Мэри не могла перестать плакать. Теперь она плакала не от разочарования и не от боли в ноге. Она плакала оттого, что Пэдди Девлин любит ее, а она любить его не может.
В пансионе Мэри промыла и перебинтовала рану, которая оказалась совсем пустяковой. Она отвечала на расспросы миссис О'Нил, высоко подняв испорченные туфельки и улыбаясь самой лучезарной улыбкой, на которую только была способна.
– Бал был замечательный, – сказала она. – Я слышала выражение «станцевать туфли до дыр», а теперь так оно и вышло. Говорят, это доказательство самого отменного веселья.
Луиза ответила кривоватой улыбкой:
– Скажи это моему братцу. Он-то считает доказательством, когда потом голова трещит три дня. И кулаки сбиты до костей.
В ту ночь Мэри с трудом смогла заснуть. Она пыталась понять людей и жизнь на Ирландском канале. По сравнению с ними она чувствовала себя немощной трусихой. Они все так бурно выражали – и радость, и горе. Еда, питье, веселые потасовки были так безудержны, что она совсем терялась и ощущала себя неполноценной.
«Я здесь чужая и никогда не стану своей».
Она подумала, не это ли имела в виду Луиза, говоря, что Мэри «не нашего поля ягода». Она понимала, что изменить себя не может. И не хочет. Она хотела жить той жизнью, кусочек которой наблюдала в Монфлери. Жизнью упорядоченной и красивой, где галереи благоухают цветами, а лужайки зелены, где за столом сидят улыбающиеся люди с тихими голосами и поднимают хрустальные бокалы под портретами, с которых смотрят лица, похожие на их собственные.

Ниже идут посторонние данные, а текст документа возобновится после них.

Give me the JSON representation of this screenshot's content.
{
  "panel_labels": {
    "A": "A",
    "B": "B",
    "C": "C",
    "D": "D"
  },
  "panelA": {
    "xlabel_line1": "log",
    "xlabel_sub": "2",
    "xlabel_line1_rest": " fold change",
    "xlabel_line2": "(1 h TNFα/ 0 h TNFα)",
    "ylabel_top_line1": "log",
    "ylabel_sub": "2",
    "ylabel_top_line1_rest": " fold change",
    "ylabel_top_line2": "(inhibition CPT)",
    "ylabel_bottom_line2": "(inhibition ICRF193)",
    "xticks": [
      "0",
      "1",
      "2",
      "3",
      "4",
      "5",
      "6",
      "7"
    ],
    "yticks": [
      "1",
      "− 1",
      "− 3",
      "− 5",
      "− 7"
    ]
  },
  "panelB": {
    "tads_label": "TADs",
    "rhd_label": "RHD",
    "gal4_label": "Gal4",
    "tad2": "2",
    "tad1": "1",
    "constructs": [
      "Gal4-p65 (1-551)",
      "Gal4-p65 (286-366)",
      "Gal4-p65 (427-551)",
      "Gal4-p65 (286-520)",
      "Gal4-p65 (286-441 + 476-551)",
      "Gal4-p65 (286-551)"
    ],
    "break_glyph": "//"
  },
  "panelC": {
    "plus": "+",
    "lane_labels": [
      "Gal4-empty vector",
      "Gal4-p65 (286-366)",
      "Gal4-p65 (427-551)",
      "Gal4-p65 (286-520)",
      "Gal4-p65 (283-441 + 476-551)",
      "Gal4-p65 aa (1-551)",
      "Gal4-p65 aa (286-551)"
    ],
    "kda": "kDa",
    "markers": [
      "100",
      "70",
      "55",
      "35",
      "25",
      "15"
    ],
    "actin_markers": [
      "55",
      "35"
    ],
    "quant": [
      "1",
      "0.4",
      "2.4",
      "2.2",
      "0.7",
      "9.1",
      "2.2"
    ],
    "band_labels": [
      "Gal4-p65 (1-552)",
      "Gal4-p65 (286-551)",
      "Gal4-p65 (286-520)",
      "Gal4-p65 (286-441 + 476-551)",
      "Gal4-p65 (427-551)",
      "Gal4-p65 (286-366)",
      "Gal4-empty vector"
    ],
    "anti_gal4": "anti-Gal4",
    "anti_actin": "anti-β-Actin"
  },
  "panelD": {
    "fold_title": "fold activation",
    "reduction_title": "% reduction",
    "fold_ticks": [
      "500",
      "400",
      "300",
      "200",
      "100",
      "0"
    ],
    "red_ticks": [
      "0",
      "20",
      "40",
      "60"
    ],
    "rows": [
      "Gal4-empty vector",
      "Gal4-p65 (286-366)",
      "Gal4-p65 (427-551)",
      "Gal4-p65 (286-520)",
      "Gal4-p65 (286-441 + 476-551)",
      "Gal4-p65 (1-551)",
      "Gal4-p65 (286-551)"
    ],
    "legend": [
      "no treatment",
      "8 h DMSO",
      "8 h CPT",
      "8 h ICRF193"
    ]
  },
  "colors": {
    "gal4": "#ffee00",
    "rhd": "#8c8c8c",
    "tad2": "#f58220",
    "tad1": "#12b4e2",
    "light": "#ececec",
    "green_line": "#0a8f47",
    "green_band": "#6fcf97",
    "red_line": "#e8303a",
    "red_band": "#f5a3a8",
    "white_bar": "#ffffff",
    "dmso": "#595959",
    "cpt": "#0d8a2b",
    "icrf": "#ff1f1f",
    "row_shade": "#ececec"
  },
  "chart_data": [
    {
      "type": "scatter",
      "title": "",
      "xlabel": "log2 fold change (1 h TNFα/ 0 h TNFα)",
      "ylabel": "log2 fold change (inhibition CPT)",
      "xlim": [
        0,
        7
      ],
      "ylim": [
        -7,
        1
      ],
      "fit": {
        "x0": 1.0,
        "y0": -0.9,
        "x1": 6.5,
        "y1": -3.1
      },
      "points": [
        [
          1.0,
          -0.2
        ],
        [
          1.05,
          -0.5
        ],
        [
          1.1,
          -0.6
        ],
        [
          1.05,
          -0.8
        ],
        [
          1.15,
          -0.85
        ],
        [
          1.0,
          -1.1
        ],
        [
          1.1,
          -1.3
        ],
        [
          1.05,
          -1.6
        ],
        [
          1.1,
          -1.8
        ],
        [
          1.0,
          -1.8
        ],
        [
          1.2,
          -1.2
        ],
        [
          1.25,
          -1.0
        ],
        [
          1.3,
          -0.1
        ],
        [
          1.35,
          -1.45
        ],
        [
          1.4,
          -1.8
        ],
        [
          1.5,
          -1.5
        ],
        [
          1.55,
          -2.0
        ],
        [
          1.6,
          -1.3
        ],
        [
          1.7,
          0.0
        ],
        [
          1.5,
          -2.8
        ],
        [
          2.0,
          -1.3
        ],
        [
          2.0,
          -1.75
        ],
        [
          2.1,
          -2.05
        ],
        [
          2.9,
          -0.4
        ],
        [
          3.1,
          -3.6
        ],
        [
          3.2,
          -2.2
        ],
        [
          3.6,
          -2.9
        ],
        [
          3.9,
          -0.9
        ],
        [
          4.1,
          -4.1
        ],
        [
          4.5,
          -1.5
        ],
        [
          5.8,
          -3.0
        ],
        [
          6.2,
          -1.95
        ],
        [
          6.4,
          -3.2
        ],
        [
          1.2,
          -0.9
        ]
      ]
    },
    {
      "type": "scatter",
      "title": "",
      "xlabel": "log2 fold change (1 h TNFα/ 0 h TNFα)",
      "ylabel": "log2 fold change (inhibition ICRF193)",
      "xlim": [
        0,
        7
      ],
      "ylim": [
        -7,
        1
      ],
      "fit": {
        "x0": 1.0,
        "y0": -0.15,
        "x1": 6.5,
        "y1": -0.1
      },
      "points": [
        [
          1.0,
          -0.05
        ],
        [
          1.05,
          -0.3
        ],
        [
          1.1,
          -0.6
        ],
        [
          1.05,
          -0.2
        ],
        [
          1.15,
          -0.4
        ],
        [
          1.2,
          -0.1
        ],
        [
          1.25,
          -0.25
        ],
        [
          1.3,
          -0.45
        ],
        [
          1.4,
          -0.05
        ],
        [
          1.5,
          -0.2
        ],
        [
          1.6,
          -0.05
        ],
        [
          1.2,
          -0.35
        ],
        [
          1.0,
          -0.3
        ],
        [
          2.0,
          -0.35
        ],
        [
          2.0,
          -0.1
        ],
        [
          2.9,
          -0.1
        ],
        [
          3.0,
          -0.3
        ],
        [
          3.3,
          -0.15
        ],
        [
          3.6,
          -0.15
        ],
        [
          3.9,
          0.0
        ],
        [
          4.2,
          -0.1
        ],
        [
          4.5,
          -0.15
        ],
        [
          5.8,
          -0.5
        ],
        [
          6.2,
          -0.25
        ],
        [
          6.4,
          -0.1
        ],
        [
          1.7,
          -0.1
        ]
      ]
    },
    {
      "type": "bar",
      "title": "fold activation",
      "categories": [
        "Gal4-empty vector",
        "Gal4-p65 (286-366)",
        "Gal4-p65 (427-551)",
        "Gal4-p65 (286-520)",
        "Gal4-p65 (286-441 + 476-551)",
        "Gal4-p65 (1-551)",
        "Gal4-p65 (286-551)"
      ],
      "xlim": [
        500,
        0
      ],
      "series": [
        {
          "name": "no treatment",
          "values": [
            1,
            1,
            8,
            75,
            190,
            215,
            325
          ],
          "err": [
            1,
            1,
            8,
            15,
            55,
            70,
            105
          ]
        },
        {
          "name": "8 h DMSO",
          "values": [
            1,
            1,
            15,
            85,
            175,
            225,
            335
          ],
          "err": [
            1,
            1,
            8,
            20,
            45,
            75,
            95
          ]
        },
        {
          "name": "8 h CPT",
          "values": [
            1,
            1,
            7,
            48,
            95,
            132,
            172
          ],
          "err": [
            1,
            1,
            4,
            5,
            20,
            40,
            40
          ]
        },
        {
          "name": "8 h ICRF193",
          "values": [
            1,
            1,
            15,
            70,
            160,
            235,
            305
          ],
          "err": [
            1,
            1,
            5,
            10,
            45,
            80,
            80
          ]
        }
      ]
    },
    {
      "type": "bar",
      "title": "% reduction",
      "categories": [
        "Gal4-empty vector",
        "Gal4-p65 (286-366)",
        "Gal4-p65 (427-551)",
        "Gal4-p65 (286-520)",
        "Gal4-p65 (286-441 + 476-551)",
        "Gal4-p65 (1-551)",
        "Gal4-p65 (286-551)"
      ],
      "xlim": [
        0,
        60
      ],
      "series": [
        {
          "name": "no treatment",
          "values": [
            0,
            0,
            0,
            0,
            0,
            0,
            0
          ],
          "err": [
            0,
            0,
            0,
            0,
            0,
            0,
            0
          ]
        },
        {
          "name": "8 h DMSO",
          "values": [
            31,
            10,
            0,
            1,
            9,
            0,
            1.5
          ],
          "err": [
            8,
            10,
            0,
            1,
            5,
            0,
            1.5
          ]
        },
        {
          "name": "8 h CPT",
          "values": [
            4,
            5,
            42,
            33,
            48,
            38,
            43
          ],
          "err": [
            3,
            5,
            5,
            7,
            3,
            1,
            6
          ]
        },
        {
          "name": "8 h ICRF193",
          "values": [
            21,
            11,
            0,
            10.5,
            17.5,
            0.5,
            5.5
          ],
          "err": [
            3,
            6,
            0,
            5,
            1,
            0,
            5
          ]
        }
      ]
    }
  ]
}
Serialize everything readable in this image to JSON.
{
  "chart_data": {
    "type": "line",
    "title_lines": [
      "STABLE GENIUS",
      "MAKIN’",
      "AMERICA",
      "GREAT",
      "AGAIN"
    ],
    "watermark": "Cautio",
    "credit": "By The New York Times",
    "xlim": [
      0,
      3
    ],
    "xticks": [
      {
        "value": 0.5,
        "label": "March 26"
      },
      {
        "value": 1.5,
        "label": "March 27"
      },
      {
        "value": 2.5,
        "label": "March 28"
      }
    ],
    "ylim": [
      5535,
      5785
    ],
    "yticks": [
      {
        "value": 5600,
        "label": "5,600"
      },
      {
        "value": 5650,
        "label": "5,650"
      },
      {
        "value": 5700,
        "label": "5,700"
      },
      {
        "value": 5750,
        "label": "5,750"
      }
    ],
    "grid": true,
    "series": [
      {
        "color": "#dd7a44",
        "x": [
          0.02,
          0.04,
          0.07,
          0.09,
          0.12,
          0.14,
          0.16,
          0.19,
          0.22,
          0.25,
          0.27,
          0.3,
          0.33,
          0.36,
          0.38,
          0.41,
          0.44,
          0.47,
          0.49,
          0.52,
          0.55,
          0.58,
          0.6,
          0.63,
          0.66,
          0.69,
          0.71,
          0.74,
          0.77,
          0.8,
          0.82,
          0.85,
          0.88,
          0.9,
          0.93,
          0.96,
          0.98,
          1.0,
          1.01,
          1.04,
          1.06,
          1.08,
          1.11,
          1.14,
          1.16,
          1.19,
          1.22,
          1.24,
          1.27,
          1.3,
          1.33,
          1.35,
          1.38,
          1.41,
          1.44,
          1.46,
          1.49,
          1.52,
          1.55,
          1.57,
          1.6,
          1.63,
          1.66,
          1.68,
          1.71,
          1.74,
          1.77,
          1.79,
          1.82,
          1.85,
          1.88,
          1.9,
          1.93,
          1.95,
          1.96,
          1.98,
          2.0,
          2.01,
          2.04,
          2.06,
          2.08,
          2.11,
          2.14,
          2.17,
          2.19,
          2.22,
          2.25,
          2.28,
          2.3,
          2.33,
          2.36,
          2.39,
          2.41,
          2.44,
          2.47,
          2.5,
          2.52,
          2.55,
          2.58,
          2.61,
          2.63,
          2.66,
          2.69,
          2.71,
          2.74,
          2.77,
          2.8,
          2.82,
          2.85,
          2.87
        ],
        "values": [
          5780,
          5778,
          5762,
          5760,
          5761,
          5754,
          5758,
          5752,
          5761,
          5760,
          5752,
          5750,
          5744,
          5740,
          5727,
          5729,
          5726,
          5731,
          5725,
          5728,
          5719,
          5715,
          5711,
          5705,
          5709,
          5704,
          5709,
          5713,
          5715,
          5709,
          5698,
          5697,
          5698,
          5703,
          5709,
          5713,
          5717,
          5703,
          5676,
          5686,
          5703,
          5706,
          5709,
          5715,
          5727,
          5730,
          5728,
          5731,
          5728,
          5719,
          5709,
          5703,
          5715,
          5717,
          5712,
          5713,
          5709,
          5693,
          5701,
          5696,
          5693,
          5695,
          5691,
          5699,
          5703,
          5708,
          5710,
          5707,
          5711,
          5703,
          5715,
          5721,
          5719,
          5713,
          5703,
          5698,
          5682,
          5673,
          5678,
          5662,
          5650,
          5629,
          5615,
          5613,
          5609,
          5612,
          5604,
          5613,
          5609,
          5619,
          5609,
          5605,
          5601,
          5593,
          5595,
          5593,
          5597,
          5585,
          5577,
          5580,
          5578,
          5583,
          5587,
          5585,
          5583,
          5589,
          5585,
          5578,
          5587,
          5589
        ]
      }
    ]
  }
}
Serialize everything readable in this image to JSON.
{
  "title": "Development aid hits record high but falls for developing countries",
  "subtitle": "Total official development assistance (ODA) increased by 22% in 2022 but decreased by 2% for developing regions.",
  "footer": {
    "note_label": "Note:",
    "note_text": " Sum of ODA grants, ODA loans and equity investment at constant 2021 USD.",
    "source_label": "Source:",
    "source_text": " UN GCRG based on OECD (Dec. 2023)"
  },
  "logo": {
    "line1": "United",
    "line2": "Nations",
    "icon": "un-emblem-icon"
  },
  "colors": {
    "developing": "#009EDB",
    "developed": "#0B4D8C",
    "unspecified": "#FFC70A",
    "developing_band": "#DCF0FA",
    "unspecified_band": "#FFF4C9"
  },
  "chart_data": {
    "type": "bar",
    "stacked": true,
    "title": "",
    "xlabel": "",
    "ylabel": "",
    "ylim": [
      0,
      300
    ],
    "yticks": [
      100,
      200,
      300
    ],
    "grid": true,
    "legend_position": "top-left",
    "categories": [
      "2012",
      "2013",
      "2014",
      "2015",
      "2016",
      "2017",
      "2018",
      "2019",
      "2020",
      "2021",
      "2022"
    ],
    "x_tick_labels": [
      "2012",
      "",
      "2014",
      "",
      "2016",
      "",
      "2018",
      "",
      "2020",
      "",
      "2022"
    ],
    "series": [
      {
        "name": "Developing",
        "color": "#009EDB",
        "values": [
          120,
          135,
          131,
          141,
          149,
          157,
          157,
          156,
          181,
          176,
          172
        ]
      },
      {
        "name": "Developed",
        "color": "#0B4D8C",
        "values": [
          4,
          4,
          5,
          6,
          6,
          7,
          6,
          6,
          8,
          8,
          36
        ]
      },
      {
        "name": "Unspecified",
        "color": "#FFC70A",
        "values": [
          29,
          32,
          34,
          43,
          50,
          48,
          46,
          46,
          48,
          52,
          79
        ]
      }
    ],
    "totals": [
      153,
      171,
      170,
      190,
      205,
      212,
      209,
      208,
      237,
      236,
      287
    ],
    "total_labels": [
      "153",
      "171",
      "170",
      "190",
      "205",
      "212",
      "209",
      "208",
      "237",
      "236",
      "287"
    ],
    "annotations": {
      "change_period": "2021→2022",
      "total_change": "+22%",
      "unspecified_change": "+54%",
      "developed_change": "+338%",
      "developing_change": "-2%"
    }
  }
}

Теперь она месяцами не вспоминала о потерянной шкатулке, которая была ее наследством. Иногда она была почти уверена, что это ей только приснилось.
Но наступали моменты, похожие на этот, когда она самой себе казалась чужой в доме на Эдел-стрит. Она вспоминала шкатулку и убеждала себя, что принадлежит к другому миру – более культурному, рафинированному, цивилизованному. «Я буду жить так, как хочу, – пообещала она себе. – Магазин уже процветает. А если я буду трудиться и дальше, у меня будет все, что я захочу. Ведь работа у меня спорится».
Она стыдилась своей гордыни. Но в то же время гордыня эта приносила ей радость.
Когда наконец пришел сон, Мэри уснула, согнув ладони колечком, так что большой палец касался необычно длинного мизинца, – ладони, которым идеально подошла бы отороченная кружевом перчатка из шкатулки.
За милю с небольшим от нее в изящном старом доме на Ройал-стрит, Селест Сазерак заперла дверь своей комнаты. Потом отворила дверцу бюро и вынула из него старую шкатулку. Дерево сверкало – Селест каждый вечер полировала его. Раскрыв шкатулку, она выложила перед собой на покрытый бархатной скатертью столик сокровища, поставила в центр серебряный подсвечник и зажгла пять свечей. Затем выключила газовый свет и села на скамеечку перед столом. Она принялась протирать шкатулку, мурлыкая разложенным на столе сокровищам песню без слов. Свет свечей падал на старые перчатки.
Глава 38
На другое утро после квартеронского бала, на рассвете, Вальмон Сен-Бревэн выехал из города. Он не спеша направлялся к плантации, доверив лошади самой выбирать путь на скованной инеем дороге. Сам же целиком сосредоточился на мыслях, которые беспорядочно проносились в голове.
Он знал, что эта девушка, Сесиль, достанется ему, если только он захочет взять ее, что бы там ни говорила Мари. А он желал Сесиль. Больше чем какую-либо другую женщину с самого его отъезда из Парижа.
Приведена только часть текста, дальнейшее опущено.